SQL commands for Commonly Used Excel Operations

Sunil Ray Last Updated : 05 Mar, 2016
7 min read

Introduction

Learning SQL after Excel couldn’t be simpler!

I’ve spent more than a decade working on Excel. Yet, there is so much to learn. If you dislike coding, excel could be your rescue into data science world (to some extent). Once you understand Excel operations, learning SQL is very easy.

Why can’t you use Excel for serious data science work?

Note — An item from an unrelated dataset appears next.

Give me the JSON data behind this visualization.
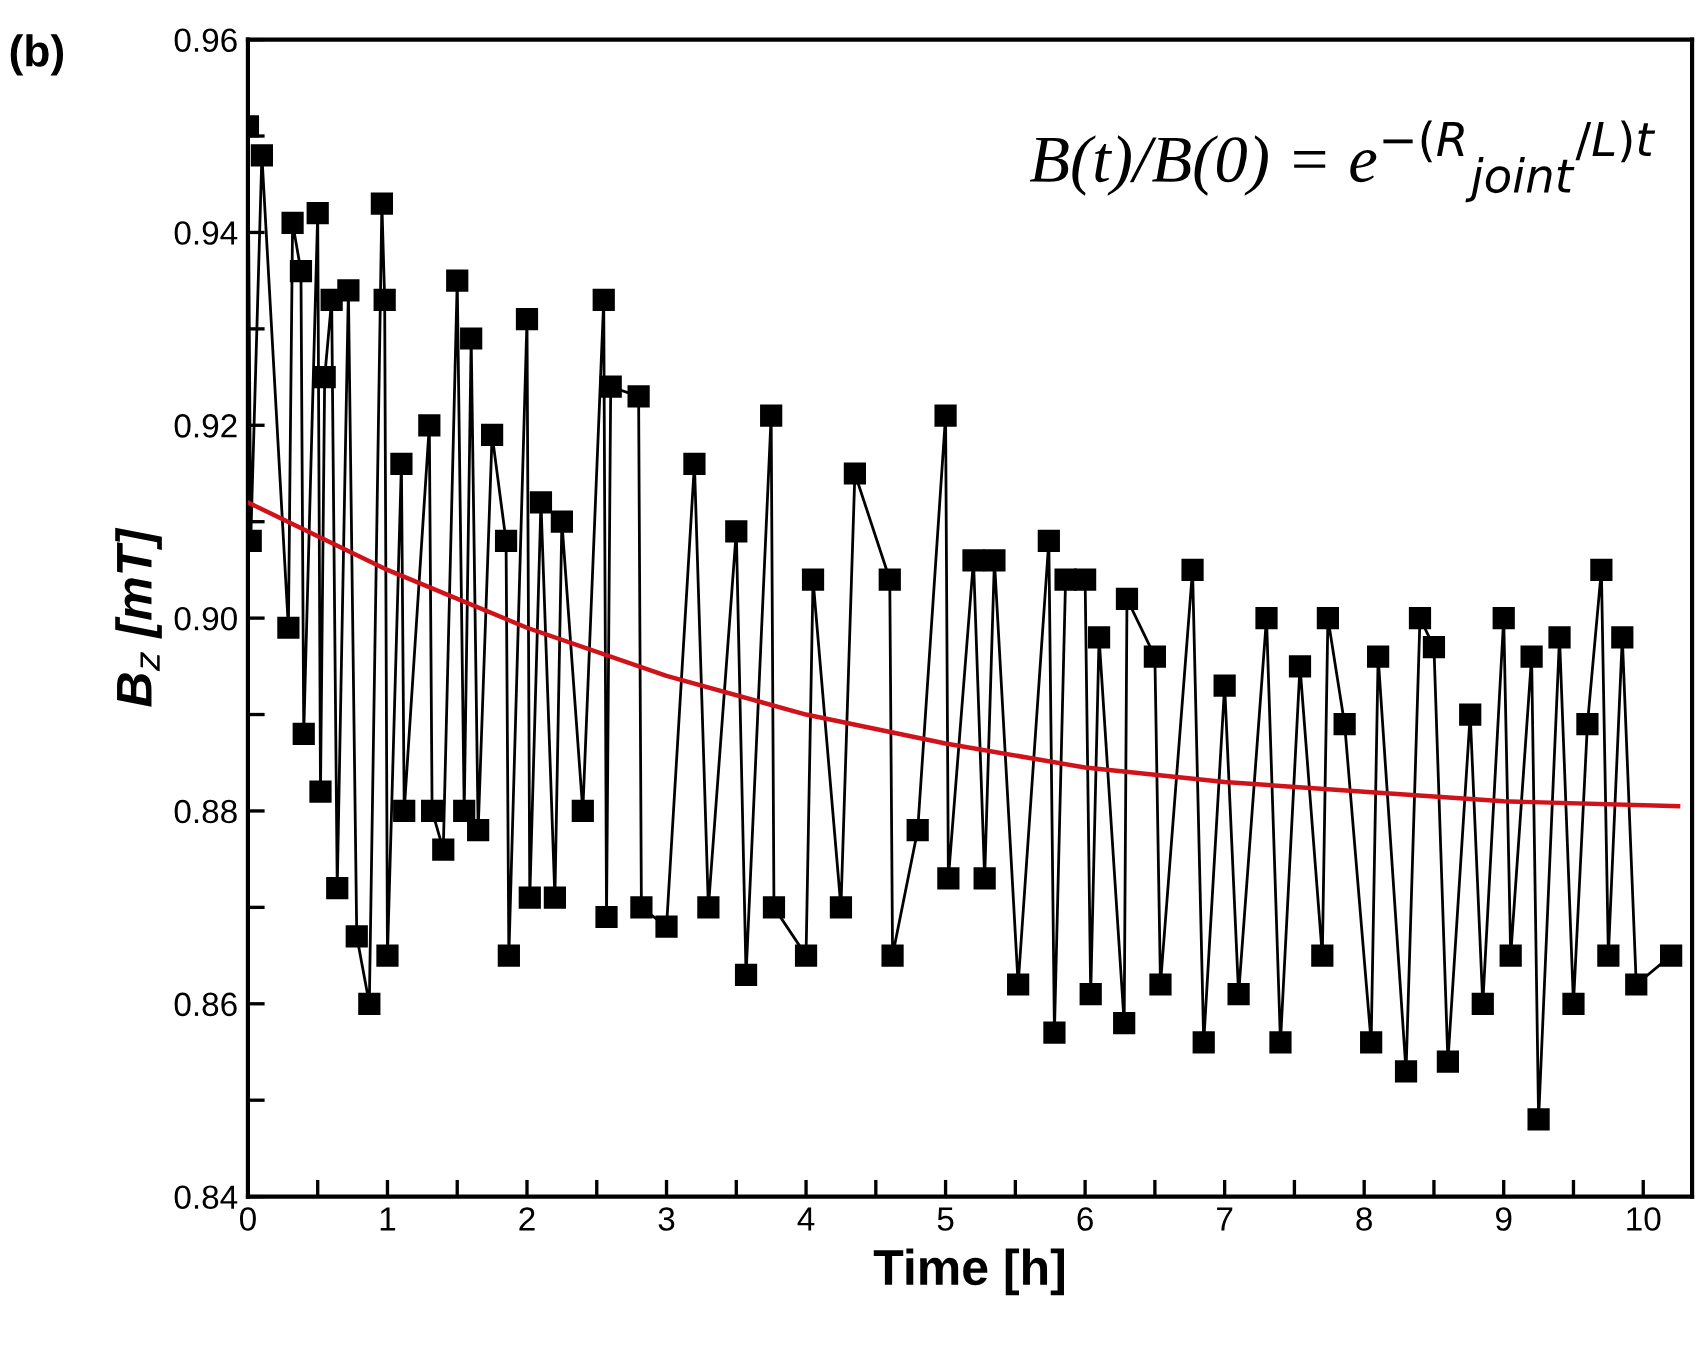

Now at this stage, you might ask, why can’t I use excel for all my work. There are several reasons for it:

  1. For large datasets, excel is not effective. Computations on large datasets either won’t happen or would take a lot of time. Just a caveat: Microsoft recently launched Power BI and I need to explore it. It might have changed the boundaries of large data.
  2. There is no audit trail in Excel. With tools based on coding and work flow management, you can re-look and re-run the process again and again. It is very difficult to do so in excel. If you change or delete a cell in Excel in an accidental manner, it is difficult to trace it back.
  3. Finally, Excel takes a lot of time to update libraries with latest algorithms in data science and machine learning. Try searching for XGboost and FTRL in excel!

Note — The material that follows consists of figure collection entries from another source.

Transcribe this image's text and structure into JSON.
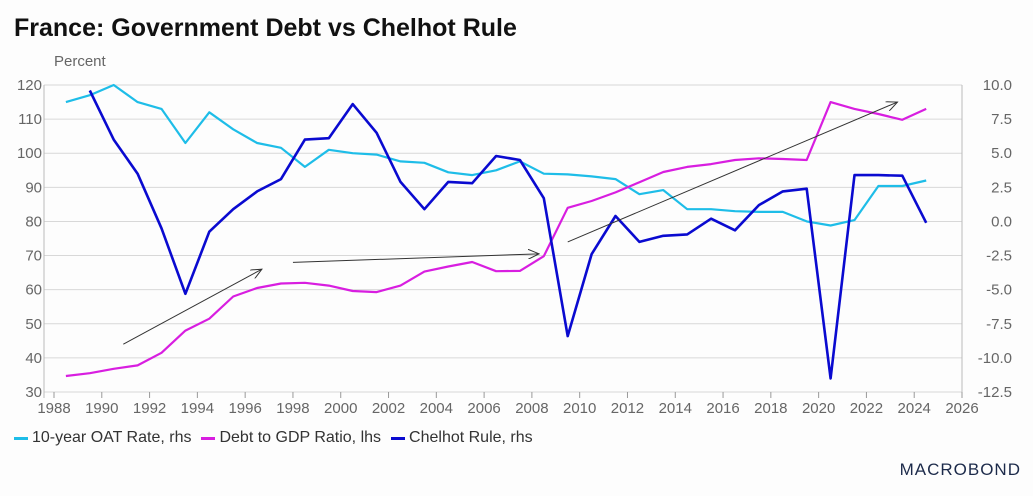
{
  "chart_data": {
    "type": "line",
    "title": "France: Government Debt vs Chelhot Rule",
    "left_axis_label": "Percent",
    "x_ticks": [
      "1988",
      "1990",
      "1992",
      "1994",
      "1996",
      "1998",
      "2000",
      "2002",
      "2004",
      "2006",
      "2008",
      "2010",
      "2012",
      "2014",
      "2016",
      "2018",
      "2020",
      "2022",
      "2024",
      "2026"
    ],
    "xlim": [
      1988,
      2026
    ],
    "ylim_left": [
      30,
      120
    ],
    "ylim_right": [
      -12.5,
      10
    ],
    "left_ticks": [
      "120",
      "110",
      "100",
      "90",
      "80",
      "70",
      "60",
      "50",
      "40",
      "30"
    ],
    "right_ticks": [
      "10.0",
      "7.5",
      "5.0",
      "2.5",
      "0.0",
      "-2.5",
      "-5.0",
      "-7.5",
      "-10.0",
      "-12.5"
    ],
    "grid": true,
    "legend_position": "bottom",
    "x": [
      1988.5,
      1989.5,
      1990.5,
      1991.5,
      1992.5,
      1993.5,
      1994.5,
      1995.5,
      1996.5,
      1997.5,
      1998.5,
      1999.5,
      2000.5,
      2001.5,
      2002.5,
      2003.5,
      2004.5,
      2005.5,
      2006.5,
      2007.5,
      2008.5,
      2009.5,
      2010.5,
      2011.5,
      2012.5,
      2013.5,
      2014.5,
      2015.5,
      2016.5,
      2017.5,
      2018.5,
      2019.5,
      2020.5,
      2021.5,
      2022.5,
      2023.5,
      2024.5
    ],
    "series": [
      {
        "name": "10-year OAT Rate, rhs",
        "axis": "right",
        "color": "#1ebde8",
        "values": [
          8.75,
          9.25,
          10.0,
          8.75,
          8.25,
          5.75,
          8.0,
          6.75,
          5.75,
          5.4,
          4.0,
          5.25,
          5.0,
          4.9,
          4.4,
          4.3,
          3.6,
          3.4,
          3.75,
          4.4,
          3.5,
          3.45,
          3.3,
          3.1,
          2.0,
          2.3,
          0.9,
          0.9,
          0.75,
          0.7,
          0.7,
          0.0,
          -0.3,
          0.1,
          2.6,
          2.6,
          3.0
        ]
      },
      {
        "name": "Debt to GDP Ratio, lhs",
        "axis": "left",
        "color": "#d81ee0",
        "values": [
          34.7,
          35.5,
          36.8,
          37.8,
          41.5,
          48,
          51.5,
          58,
          60.5,
          61.8,
          62,
          61.2,
          59.6,
          59.3,
          61.2,
          65.3,
          66.8,
          68.1,
          65.4,
          65.5,
          69.8,
          84,
          86,
          88.5,
          91.5,
          94.5,
          96,
          96.8,
          98,
          98.5,
          98.3,
          98,
          115,
          113,
          111.5,
          109.8,
          113
        ]
      },
      {
        "name": "Chelhot Rule, rhs",
        "axis": "right",
        "color": "#0a0ad0",
        "values": [
          null,
          9.6,
          6.0,
          3.5,
          -0.5,
          -5.3,
          -0.75,
          0.9,
          2.2,
          3.1,
          6.0,
          6.1,
          8.6,
          6.5,
          2.9,
          0.9,
          2.9,
          2.8,
          4.8,
          4.5,
          1.7,
          -8.4,
          -2.4,
          0.4,
          -1.5,
          -1.05,
          -0.95,
          0.2,
          -0.65,
          1.2,
          2.2,
          2.4,
          -11.5,
          3.4,
          3.4,
          3.35,
          -0.1
        ]
      }
    ]
  },
  "logo": "MACROBOND"
}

Moving to SQL would address point 1 and point 2 to some extent. Moreover, SQL is one of the most sought out skills in a data scientist.

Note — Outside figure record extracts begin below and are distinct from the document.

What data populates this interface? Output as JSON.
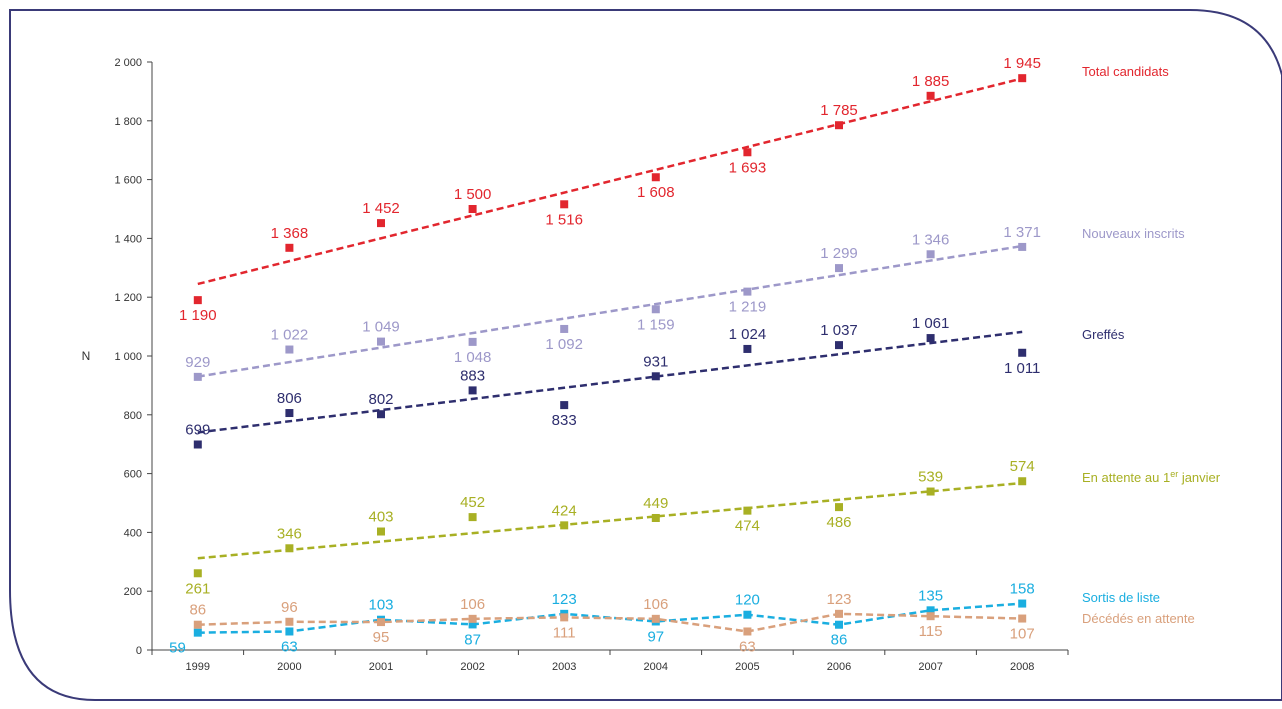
{
  "chart_data": {
    "type": "line",
    "title": "",
    "xlabel": "",
    "ylabel": "N",
    "ylim": [
      0,
      2000
    ],
    "grid": false,
    "legend_placement": "right, at the end of each series",
    "categories": [
      "1999",
      "2000",
      "2001",
      "2002",
      "2003",
      "2004",
      "2005",
      "2006",
      "2007",
      "2008"
    ],
    "y_ticks": [
      {
        "value": 0,
        "label": "0"
      },
      {
        "value": 200,
        "label": "200"
      },
      {
        "value": 400,
        "label": "400"
      },
      {
        "value": 600,
        "label": "600"
      },
      {
        "value": 800,
        "label": "800"
      },
      {
        "value": 1000,
        "label": "1 000"
      },
      {
        "value": 1200,
        "label": "1 200"
      },
      {
        "value": 1400,
        "label": "1 400"
      },
      {
        "value": 1600,
        "label": "1 600"
      },
      {
        "value": 1800,
        "label": "1 800"
      },
      {
        "value": 2000,
        "label": "2 000"
      }
    ],
    "series": [
      {
        "name": "Total candidats",
        "color": "#e2262e",
        "values": [
          1190,
          1368,
          1452,
          1500,
          1516,
          1608,
          1693,
          1785,
          1885,
          1945
        ],
        "labels": [
          "1 190",
          "1 368",
          "1 452",
          "1 500",
          "1 516",
          "1 608",
          "1 693",
          "1 785",
          "1 885",
          "1 945"
        ],
        "label_pos": [
          "below",
          "above",
          "above",
          "above",
          "below",
          "below",
          "below",
          "above",
          "above",
          "above"
        ],
        "line": "trend",
        "trend": [
          1245,
          1944
        ]
      },
      {
        "name": "Nouveaux inscrits",
        "color": "#9d98c9",
        "values": [
          929,
          1022,
          1049,
          1048,
          1092,
          1159,
          1219,
          1299,
          1346,
          1371
        ],
        "labels": [
          "929",
          "1 022",
          "1 049",
          "1 048",
          "1 092",
          "1 159",
          "1 219",
          "1 299",
          "1 346",
          "1 371"
        ],
        "label_pos": [
          "above",
          "above",
          "above",
          "below",
          "below",
          "below",
          "below",
          "above",
          "above",
          "above"
        ],
        "line": "trend",
        "trend": [
          930,
          1374
        ]
      },
      {
        "name": "Greffés",
        "color": "#2e2e6e",
        "values": [
          699,
          806,
          802,
          883,
          833,
          931,
          1024,
          1037,
          1061,
          1011
        ],
        "labels": [
          "699",
          "806",
          "802",
          "883",
          "833",
          "931",
          "1 024",
          "1 037",
          "1 061",
          "1 011"
        ],
        "label_pos": [
          "above",
          "above",
          "above",
          "above",
          "below",
          "above",
          "above",
          "above",
          "above",
          "below"
        ],
        "line": "trend",
        "trend": [
          740,
          1082
        ]
      },
      {
        "name": "En attente au 1",
        "name_sup": "er",
        "name_suffix": " janvier",
        "color": "#a8b024",
        "values": [
          261,
          346,
          403,
          452,
          424,
          449,
          474,
          486,
          539,
          574
        ],
        "labels": [
          "261",
          "346",
          "403",
          "452",
          "424",
          "449",
          "474",
          "486",
          "539",
          "574"
        ],
        "label_pos": [
          "below",
          "above",
          "above",
          "above",
          "above",
          "above",
          "below",
          "below",
          "above",
          "above"
        ],
        "line": "trend",
        "trend": [
          312,
          568
        ]
      },
      {
        "name": "Sortis de liste",
        "color": "#1aaee0",
        "values": [
          59,
          63,
          103,
          87,
          123,
          97,
          120,
          86,
          135,
          158
        ],
        "labels": [
          "59",
          "63",
          "103",
          "87",
          "123",
          "97",
          "120",
          "86",
          "135",
          "158"
        ],
        "label_pos": [
          "left",
          "below",
          "above",
          "below",
          "above",
          "below",
          "above",
          "below",
          "above",
          "above"
        ],
        "line": "connect"
      },
      {
        "name": "Décédés en attente",
        "color": "#d9a07c",
        "values": [
          86,
          96,
          95,
          106,
          111,
          106,
          63,
          123,
          115,
          107
        ],
        "labels": [
          "86",
          "96",
          "95",
          "106",
          "111",
          "106",
          "63",
          "123",
          "115",
          "107"
        ],
        "label_pos": [
          "above",
          "above",
          "below",
          "above",
          "below",
          "above",
          "below",
          "above",
          "below",
          "below"
        ],
        "line": "connect"
      }
    ]
  }
}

If you don’t know SQL yet and have worked in Excel, you can get started right now. I’ve designed this tutorial with keeping in mind, the most commonly used excel operations. Your previous experience blended with this tutorial can quickly make you a SQL expert. (Note: If you find any trouble, please write to me in comments section below.

Related : Basics of SQL and RDBMS for Beginners

abc

 

List of Common Excel Operations

Here is the list of commonly used excel operation. In this tutorial, I’ve performed all these operations in SQL:

  1. View Data
  2. Sort Data
  3. Filter Data
  4. Delete Records
  5. Add Records
  6. Update Data in Existing Record
  7. Show Unique Values
  8. Write an expression to generate new column
  9. LookUp data from another table
  10. Pivot Table

To perform operations listed above, I’ll use the data listed below (Employee)\:
Table

 

1. View Data

In excel, we can view all the records directly. But, SQL requires a command to process this request. This can be done by using SELECT command.

Syntax:

SELECT column_1,column_2,…column_n | *  FROM table_name;

Exercise:

A. View all data of Employee table

Select * from Employee;All

B. View only ECODE and Gender data of Employee table

Select ECODE, Gender from EmployeeSelected_Cols

 

2. Sort Data

Organizing information becomes important when you have more data. It helps to generate quick inferences. You can quickly organize an excel worksheet by sorting your data in ascending or descending order.

Syntax:

SELECT column_1,column_2,…column_n | *  FROM table_name order by column_1 [desc], column_2 [desc];

Exercise:

A. Arrange records of Employee table in Descending order of Total_Payout.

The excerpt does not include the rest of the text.